- Type: Public park
- Location: Birkenhead, Merseyside, England.
- Operated by: Wirral Metropolitan Borough Council
- Status: Under construction

= Dock Branch Park =

Public park in Birkenhead, Wirral, England

Dock Branch Park is a public park which is due to be built in Birkenhead, Merseyside, England. The idea for the park came from Wirral Council's long–term vision for the development of Birkenhead, known as the Birkenhead 2040 Framework. As part of this framework, the council hoped to create more parks and green spaces for the public. The project runs through a community with limited access to green space, scoring among the lowest on the national Fields in Trust Green Space Index.

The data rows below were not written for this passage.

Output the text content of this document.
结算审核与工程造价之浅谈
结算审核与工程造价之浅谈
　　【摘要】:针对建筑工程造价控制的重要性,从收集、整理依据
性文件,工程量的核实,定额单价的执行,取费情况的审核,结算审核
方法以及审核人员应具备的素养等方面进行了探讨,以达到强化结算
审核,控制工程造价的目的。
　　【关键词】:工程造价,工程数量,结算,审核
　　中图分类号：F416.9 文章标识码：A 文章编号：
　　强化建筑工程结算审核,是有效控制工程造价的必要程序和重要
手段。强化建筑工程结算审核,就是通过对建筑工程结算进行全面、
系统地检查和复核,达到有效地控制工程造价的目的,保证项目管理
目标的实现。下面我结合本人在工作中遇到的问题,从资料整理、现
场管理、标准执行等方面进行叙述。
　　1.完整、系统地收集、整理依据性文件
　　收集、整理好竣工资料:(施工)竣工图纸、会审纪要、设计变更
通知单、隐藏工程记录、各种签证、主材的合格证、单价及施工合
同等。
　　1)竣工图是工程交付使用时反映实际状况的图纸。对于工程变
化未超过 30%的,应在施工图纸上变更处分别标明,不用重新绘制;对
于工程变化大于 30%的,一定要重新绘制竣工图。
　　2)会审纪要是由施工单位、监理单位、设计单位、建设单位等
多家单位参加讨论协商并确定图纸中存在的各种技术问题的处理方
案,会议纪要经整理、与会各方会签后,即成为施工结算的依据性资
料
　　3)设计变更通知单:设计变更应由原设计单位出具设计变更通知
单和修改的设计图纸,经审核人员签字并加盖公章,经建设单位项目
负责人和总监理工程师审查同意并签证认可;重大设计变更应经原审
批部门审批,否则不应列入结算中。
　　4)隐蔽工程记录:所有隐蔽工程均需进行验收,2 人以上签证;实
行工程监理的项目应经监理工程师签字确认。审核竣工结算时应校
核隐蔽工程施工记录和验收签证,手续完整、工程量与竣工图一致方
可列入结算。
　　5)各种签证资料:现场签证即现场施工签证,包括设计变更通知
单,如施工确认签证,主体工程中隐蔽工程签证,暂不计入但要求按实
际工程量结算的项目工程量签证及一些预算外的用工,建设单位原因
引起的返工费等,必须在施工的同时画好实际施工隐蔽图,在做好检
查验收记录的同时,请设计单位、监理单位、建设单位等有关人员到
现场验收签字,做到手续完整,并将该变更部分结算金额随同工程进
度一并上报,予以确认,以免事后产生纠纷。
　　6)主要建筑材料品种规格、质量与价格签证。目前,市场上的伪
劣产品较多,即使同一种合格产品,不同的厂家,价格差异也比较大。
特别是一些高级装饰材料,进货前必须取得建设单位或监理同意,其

The park will stretch from Bidston Dock to Rock Ferry, utilising land that was previously occupied by the Birkenhead Dock Branch railway line. The railway line was created in 1847 but with the decline of the docks and rail freight traffic it has been disused since 1993.

Initial phases costing around £13 million, the park will eventually be over a mile long and will cover 30 hectares of land. It is hoped that the park will provide a pedestrian and cycle–friendly route as well as catalysing development land for 1,000 homes, a new outdoor music venue for Future Yard and linking with an enhanced Wirral Transport Museum.

Clearance work on the site began in May 2022 with completion estimated to be in early 2027.